Yo esperaba que, cuando menos, las maderas a la vista se hubieran repintado, pero el único cambio visible en la mansión era que se había segado la hierba alta y la maleza que había alrededor de la casona. Todo lo demás estaba asilvestrado y descuidado, erizado con tallos muertos de cardos y ortigas. Bañada por la luz del atardecer, Wraxford Hall aparecía, por una vez, más pintoresca que amenazante.

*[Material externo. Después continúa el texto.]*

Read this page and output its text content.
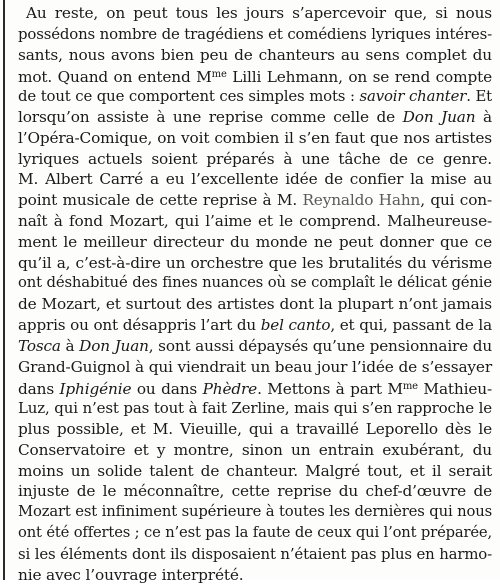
Au reste, on peut tous les jours s’apercevoir que, si nous
possédons nombre de tragédiens et comédiens lyriques intéres-
sants, nous avons bien peu de chanteurs au sens complet du
mot. Quand on entend $M^{me}$ Lilli Lehmann, on se rend compte
de tout ce que comportent ces simples mots : savoir chanter. Et
lorsqu’on assiste à une reprise comme celle de Don Juan à
l’Opéra-Comique, on voit combien il s’en faut que nos artistes
lyriques actuels soient préparés à une tâche de ce genre.
M. Albert Carré a eu l’excellente idée de confier la mise au
point musicale de cette reprise à M. Reynaldo Hahn, qui con-
naît à fond Mozart, qui l’aime et le comprend. Malheureuse-
ment le meilleur directeur du monde ne peut donner que ce
qu’il a, c’est-à-dire un orchestre que les brutalités du vérisme
ont déshabitué des fines nuances où se complaît le délicat génie
de Mozart, et surtout des artistes dont la plupart n’ont jamais
appris ou ont désappris l’art du bel canto, et qui, passant de la
Tosca à Don Juan, sont aussi dépaysés qu’une pensionnaire du
Grand-Guignol à qui viendrait un beau jour l’idée de s’essayer
dans Iphigénie ou dans Phèdre. Mettons à part $M^{me}$ Mathieu-
Luz, qui n’est pas tout à fait Zerline, mais qui s’en rapproche le
plus possible, et M. Vieuille, qui a travaillé Leporello dès le
Conservatoire et y montre, sinon un entrain exubérant, du
moins un solide talent de chanteur. Malgré tout, et il serait
injuste de le méconnaître, cette reprise du chef-d’œuvre de
Mozart est infiniment supérieure à toutes les dernières qui nous
ont été offertes ; ce n’est pas la faute de ceux qui l’ont préparée,
si les éléments dont ils disposaient n’étaient pas plus en harmo-
nie avec l’ouvrage interprété.
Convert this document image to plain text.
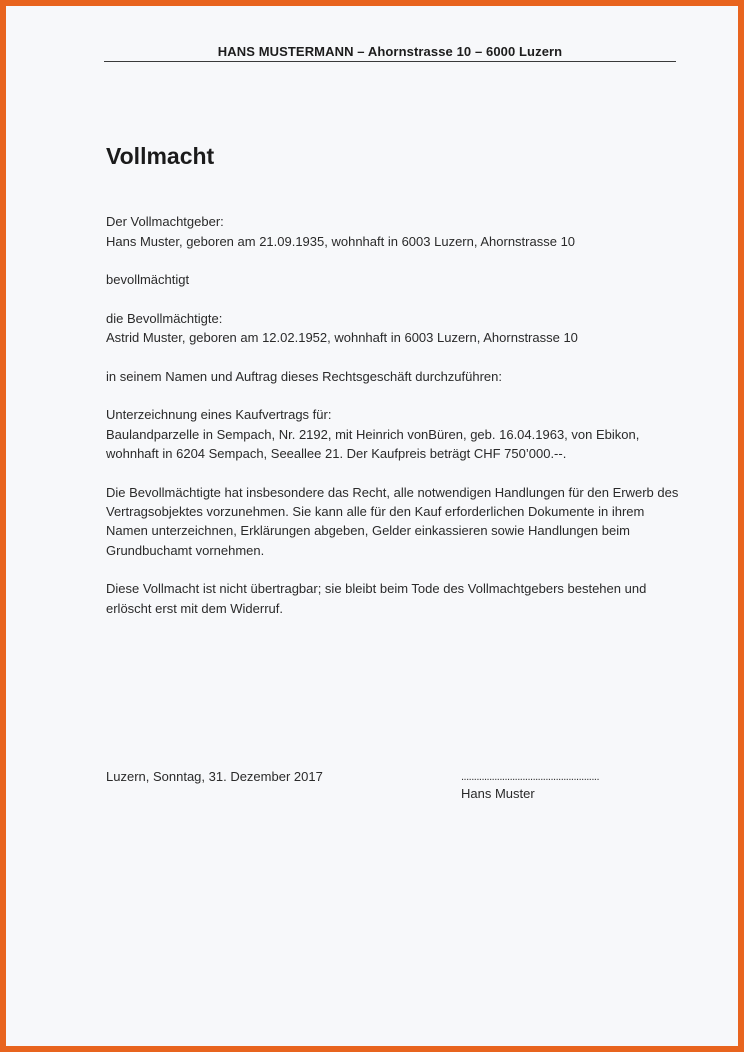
HANS MUSTERMANN – Ahornstrasse 10 – 6000 Luzern
Vollmacht
Der Vollmachtgeber:
Hans Muster, geboren am 21.09.1935, wohnhaft in 6003 Luzern, Ahornstrasse 10
bevollmächtigt
die Bevollmächtigte:
Astrid Muster, geboren am 12.02.1952, wohnhaft in 6003 Luzern, Ahornstrasse 10
in seinem Namen und Auftrag dieses Rechtsgeschäft durchzuführen:
Unterzeichnung eines Kaufvertrags für:
Baulandparzelle in Sempach, Nr. 2192, mit Heinrich vonBüren, geb. 16.04.1963, von Ebikon,
wohnhaft in 6204 Sempach, Seeallee 21. Der Kaufpreis beträgt CHF 750’000.--.
Die Bevollmächtigte hat insbesondere das Recht, alle notwendigen Handlungen für den Erwerb des
Vertragsobjektes vorzunehmen. Sie kann alle für den Kauf erforderlichen Dokumente in ihrem
Namen unterzeichnen, Erklärungen abgeben, Gelder einkassieren sowie Handlungen beim
Grundbuchamt vornehmen.
Diese Vollmacht ist nicht übertragbar; sie bleibt beim Tode des Vollmachtgebers bestehen und
erlöscht erst mit dem Widerruf.
Luzern, Sonntag, 31. Dezember 2017	......................................................
Hans Muster
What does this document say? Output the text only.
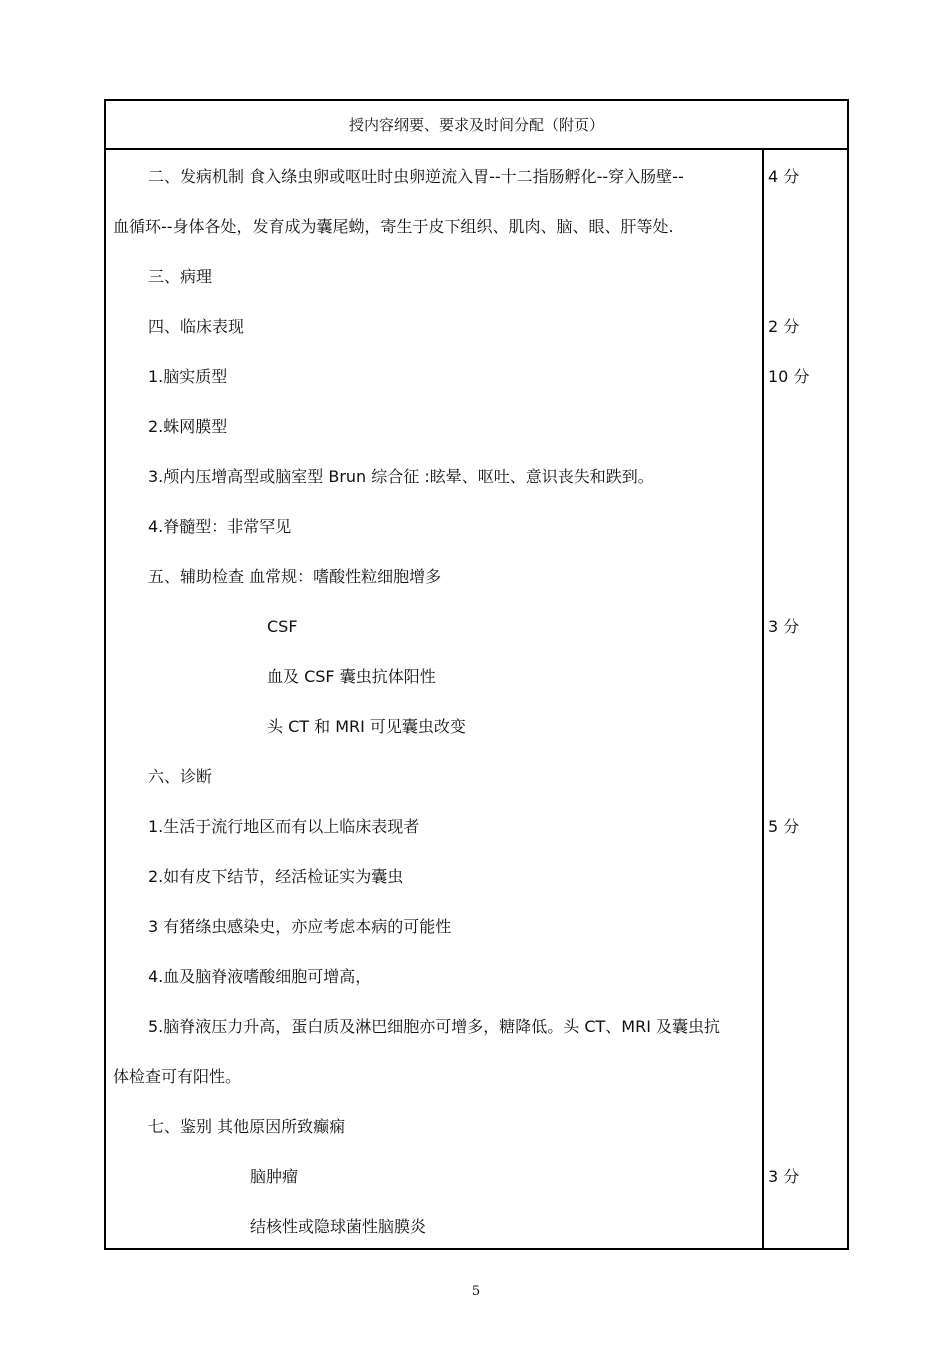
授内容纲要、要求及时间分配（附页）
二、发病机制 食入绦虫卵或呕吐时虫卵逆流入胃--十二指肠孵化--穿入肠壁--
血循环--身体各处，发育成为囊尾蚴，寄生于皮下组织、肌肉、脑、眼、肝等处.
三、病理
四、临床表现
1.脑实质型
2.蛛网膜型
3.颅内压增高型或脑室型 Brun 综合征 :眩晕、呕吐、意识丧失和跌到。
4.脊髓型：非常罕见
五、辅助检查 血常规：嗜酸性粒细胞增多
CSF
血及 CSF 囊虫抗体阳性
头 CT 和 MRI 可见囊虫改变
六、诊断
1.生活于流行地区而有以上临床表现者
2.如有皮下结节，经活检证实为囊虫
3 有猪绦虫感染史，亦应考虑本病的可能性
4.血及脑脊液嗜酸细胞可增高，
5.脑脊液压力升高，蛋白质及淋巴细胞亦可增多，糖降低。头 CT、MRI 及囊虫抗
体检查可有阳性。
七、鉴别 其他原因所致癫痫
脑肿瘤
结核性或隐球菌性脑膜炎
4 分
2 分
10 分
3 分
5 分
3 分
5
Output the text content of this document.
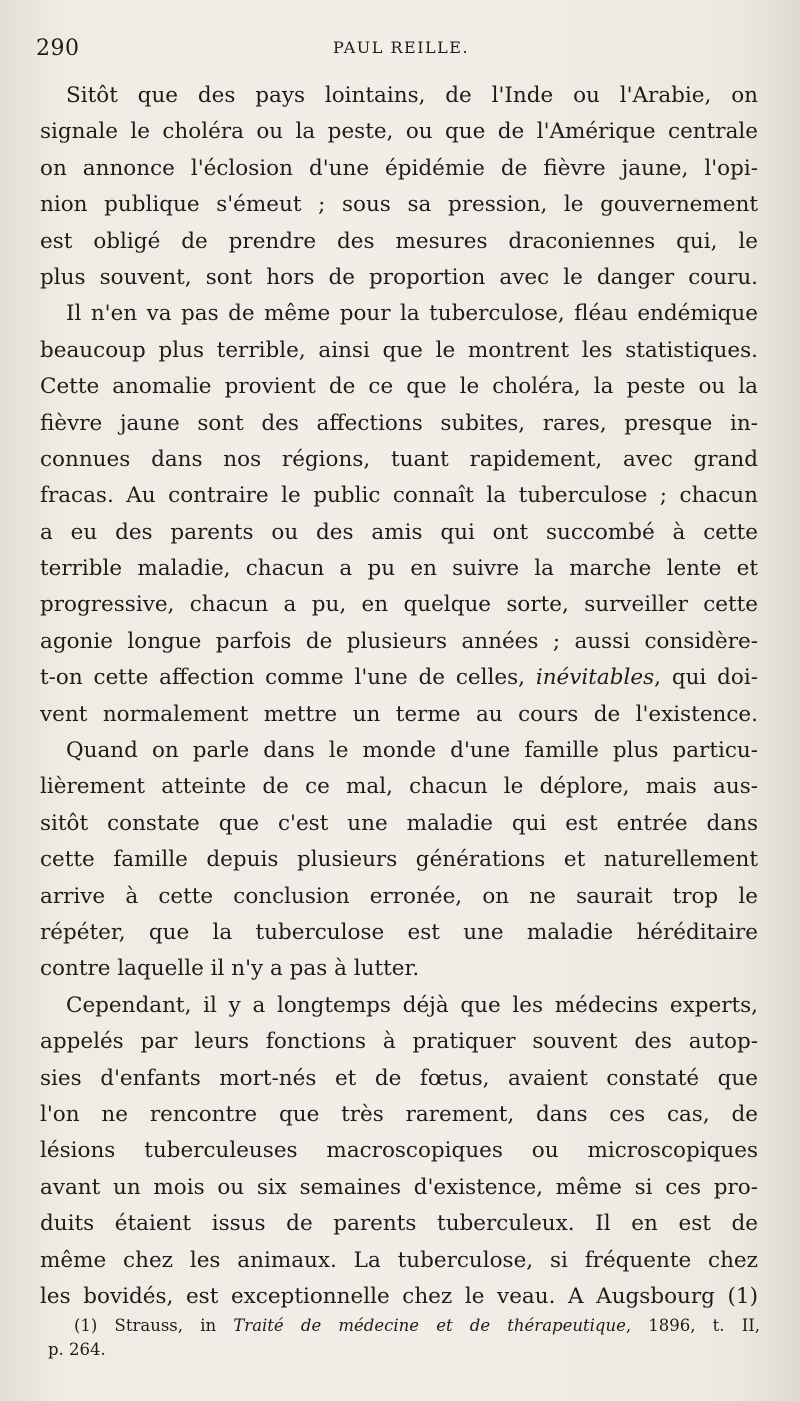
290	PAUL REILLE.
Sitôt que des pays lointains, de l'Inde ou l'Arabie, on
signale le choléra ou la peste, ou que de l'Amérique centrale
on annonce l'éclosion d'une épidémie de fièvre jaune, l'opi-
nion publique s'émeut ; sous sa pression, le gouvernement
est obligé de prendre des mesures draconiennes qui, le
plus souvent, sont hors de proportion avec le danger couru.
Il n'en va pas de même pour la tuberculose, fléau endémique
beaucoup plus terrible, ainsi que le montrent les statistiques.
Cette anomalie provient de ce que le choléra, la peste ou la
fièvre jaune sont des affections subites, rares, presque in-
connues dans nos régions, tuant rapidement, avec grand
fracas. Au contraire le public connaît la tuberculose ; chacun
a eu des parents ou des amis qui ont succombé à cette
terrible maladie, chacun a pu en suivre la marche lente et
progressive, chacun a pu, en quelque sorte, surveiller cette
agonie longue parfois de plusieurs années ; aussi considère-
t-on cette affection comme l'une de celles, inévitables, qui doi-
vent normalement mettre un terme au cours de l'existence.
Quand on parle dans le monde d'une famille plus particu-
lièrement atteinte de ce mal, chacun le déplore, mais aus-
sitôt constate que c'est une maladie qui est entrée dans
cette famille depuis plusieurs générations et naturellement
arrive à cette conclusion erronée, on ne saurait trop le
répéter, que la tuberculose est une maladie héréditaire
contre laquelle il n'y a pas à lutter.
Cependant, il y a longtemps déjà que les médecins experts,
appelés par leurs fonctions à pratiquer souvent des autop-
sies d'enfants mort-nés et de fœtus, avaient constaté que
l'on ne rencontre que très rarement, dans ces cas, de
lésions tuberculeuses macroscopiques ou microscopiques
avant un mois ou six semaines d'existence, même si ces pro-
duits étaient issus de parents tuberculeux. Il en est de
même chez les animaux. La tuberculose, si fréquente chez
les bovidés, est exceptionnelle chez le veau. A Augsbourg (1)
(1) Strauss, in Traité de médecine et de thérapeutique, 1896, t. II,
p. 264.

Inmediatamente me di cuenta de que Nell había cambiado. Había adelgazado, y se notaba especialmente en su rostro, y las sombras bajo sus ojos eran más oscuras; sin embargo, ninguno de mis cientos de esbozos le hacía justicia. Me detuve unos pasos delante de ella.
– Señora Wraxford -dije-. Yo… bueno… he sabido que se encontraba usted en la residencia y pensé que podía pasar a presentarle mis respetos.
– Es muy amable por su parte, señor. ¿Debo entender que mi esposo le ha pedido que viniera?
– Bueno… no, no… -respondí con cierta incomodidad-. Él me ha invitado, como usted sabe, para que sea testigo de… en fin… del experimento del sábado por la noche… pero… bueno, mencionó que usted se encontraba aquí y por eso…
Llevaba un sencillo vestido de tela gris clara, con el pelo recogido y trenzado tal y como yo lo recordaba. Aunque en el exterior el día era suave y templado, el ambiente del gran recibidor era tan mortalmente gélido como siempre, y estaba cargado con olores a humedad, a esteras de crin viejas y a tapices apolillados. Miró hacia Bolton, que rondaba en las penumbras de los pasillos, y sugirió que saliéramos fuera.
– Lamento mucho… -dije cuando la puerta principal se cerró tras nosotros-. He venido guiado por un impulso… pero quizá la estoy molestando a usted…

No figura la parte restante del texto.